Archive for the 'Postgres' Category

How to ignore Invalid byte sequences in a Postgres Dump File

Monday, November 15th, 2010

I needed to restore a client Postgres database recently.  However I discovered the pg_dump v8.3.9 dump utility produced invalid byte sequences in the dump file.

When importing the file using the following v8.4.5 psql command:
- psql -U username dbname -f pg-dbbackup.YYYYMMDD.dump

Each and every invalid byte sequence in the dump throws an error like the following one at a time:

psql:pg-dbbackup.20101115.dump:45711: ERROR:  invalid byte sequence for encoding “UTF8″: 0xc8ed

HINT:  This error can also happen if the byte sequence does not match the encoding expected by the server, which is controlled by “client_encoding”.
CONTEXT:  COPY PostRequestField, line 13274

Note, you can identify the line where the byte sequence occurs by finding the line where the ‘COPY “TableName” FROM stdin;’ statement occurs. Add this line number with the 13274 reported above and this should be the line where the byte sequence occurs in the dump file.
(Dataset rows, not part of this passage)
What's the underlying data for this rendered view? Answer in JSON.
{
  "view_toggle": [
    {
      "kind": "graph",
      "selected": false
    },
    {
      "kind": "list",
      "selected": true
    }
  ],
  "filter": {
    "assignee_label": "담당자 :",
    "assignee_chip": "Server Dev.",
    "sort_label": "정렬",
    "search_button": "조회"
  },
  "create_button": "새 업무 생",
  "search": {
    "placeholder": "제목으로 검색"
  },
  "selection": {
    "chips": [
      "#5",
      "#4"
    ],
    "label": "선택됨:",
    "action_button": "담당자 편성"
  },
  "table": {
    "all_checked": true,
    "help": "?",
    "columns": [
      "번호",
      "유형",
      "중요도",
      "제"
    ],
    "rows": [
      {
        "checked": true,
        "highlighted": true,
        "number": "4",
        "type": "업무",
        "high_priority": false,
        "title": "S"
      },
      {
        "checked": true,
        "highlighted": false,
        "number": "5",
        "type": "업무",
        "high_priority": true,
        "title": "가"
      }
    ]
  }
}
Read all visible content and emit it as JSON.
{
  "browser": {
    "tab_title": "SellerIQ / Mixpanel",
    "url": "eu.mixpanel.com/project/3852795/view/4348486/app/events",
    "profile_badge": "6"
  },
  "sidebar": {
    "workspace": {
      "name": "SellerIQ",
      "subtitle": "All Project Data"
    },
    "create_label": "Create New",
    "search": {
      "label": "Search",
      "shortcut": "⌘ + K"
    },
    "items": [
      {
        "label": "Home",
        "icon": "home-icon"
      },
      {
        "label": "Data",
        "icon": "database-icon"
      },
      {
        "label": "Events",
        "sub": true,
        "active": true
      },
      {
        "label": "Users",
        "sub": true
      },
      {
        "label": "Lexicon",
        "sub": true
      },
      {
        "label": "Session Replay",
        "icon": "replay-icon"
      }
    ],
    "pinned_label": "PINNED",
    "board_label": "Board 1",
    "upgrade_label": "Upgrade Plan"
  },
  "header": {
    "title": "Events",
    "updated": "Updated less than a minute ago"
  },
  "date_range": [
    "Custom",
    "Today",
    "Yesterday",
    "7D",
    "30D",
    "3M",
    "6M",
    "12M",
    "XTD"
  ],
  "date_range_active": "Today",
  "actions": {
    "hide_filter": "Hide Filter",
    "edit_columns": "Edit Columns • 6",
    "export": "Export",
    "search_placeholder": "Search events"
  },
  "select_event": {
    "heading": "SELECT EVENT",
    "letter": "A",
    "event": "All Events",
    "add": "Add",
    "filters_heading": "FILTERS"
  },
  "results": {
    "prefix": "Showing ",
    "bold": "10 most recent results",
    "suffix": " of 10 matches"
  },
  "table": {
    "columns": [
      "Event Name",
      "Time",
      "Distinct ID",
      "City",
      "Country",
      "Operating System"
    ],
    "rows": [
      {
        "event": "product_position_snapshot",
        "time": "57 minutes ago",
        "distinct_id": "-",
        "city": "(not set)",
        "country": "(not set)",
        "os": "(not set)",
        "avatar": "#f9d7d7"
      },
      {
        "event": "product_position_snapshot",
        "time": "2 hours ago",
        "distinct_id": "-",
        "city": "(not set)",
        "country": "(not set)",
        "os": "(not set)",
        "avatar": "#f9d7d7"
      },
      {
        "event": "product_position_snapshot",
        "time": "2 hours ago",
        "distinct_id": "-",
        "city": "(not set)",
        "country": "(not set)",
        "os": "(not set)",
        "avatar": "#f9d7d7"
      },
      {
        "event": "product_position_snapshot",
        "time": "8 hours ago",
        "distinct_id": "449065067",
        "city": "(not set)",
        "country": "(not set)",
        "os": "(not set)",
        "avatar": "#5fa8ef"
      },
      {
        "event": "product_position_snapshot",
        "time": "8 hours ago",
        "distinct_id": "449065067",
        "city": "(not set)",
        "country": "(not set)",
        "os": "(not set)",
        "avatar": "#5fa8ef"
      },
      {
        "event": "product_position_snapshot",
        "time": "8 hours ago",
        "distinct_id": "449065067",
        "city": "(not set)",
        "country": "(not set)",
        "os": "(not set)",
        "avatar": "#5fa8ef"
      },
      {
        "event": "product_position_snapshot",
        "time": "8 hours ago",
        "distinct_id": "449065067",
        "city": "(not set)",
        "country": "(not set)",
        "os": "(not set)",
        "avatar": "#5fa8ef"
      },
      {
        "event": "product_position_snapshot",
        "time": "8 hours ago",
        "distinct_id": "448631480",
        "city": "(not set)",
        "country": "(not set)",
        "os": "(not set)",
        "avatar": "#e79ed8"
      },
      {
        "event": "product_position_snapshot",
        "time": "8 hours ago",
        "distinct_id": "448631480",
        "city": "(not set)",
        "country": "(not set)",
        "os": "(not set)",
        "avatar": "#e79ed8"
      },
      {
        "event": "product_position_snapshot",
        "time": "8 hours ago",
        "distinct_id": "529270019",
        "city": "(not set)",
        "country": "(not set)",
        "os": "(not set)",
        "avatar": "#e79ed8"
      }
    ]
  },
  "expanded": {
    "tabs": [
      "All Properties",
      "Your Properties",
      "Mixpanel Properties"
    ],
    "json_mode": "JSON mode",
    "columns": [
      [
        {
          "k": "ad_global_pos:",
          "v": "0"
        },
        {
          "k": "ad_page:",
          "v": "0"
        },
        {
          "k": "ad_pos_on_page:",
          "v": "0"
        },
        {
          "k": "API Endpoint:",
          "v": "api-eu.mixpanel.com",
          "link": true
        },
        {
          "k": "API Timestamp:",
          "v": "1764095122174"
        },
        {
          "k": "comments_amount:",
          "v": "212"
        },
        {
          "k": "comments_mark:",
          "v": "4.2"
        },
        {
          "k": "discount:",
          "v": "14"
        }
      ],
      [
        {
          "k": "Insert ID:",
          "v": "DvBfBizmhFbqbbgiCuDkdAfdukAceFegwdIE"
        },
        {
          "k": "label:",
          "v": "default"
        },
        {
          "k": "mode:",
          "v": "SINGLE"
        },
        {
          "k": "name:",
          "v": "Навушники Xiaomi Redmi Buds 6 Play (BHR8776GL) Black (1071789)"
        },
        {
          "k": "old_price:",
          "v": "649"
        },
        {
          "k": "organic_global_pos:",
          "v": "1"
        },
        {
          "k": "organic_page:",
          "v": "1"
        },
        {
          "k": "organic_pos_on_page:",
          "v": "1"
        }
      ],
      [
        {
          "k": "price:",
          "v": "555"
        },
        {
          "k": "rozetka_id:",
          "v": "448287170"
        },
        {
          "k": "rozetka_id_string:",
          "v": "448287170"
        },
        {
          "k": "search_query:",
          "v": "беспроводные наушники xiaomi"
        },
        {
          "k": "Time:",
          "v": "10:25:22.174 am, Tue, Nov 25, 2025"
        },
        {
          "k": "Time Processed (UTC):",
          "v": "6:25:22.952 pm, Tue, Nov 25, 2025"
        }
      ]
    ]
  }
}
Note, if you have one invalid byte sequence, you may have thousands of other invalid byte sequences. One way to deal with the invalid byte sequences in one fell swoop is to use the iconv command.

iconv -c -f UTF8 -t UTF8 pg-dbbackup.YYYYMMDD.dump > pg-dbbackup.YYYYMMDD.dump.txt

pg-dbbackup.YYYYMMDD.dump.txt should import without invalid byte sequences now. Note you might be stripping important information out of your data. But at least the dump re-imports into Postgres database and you can do things with it.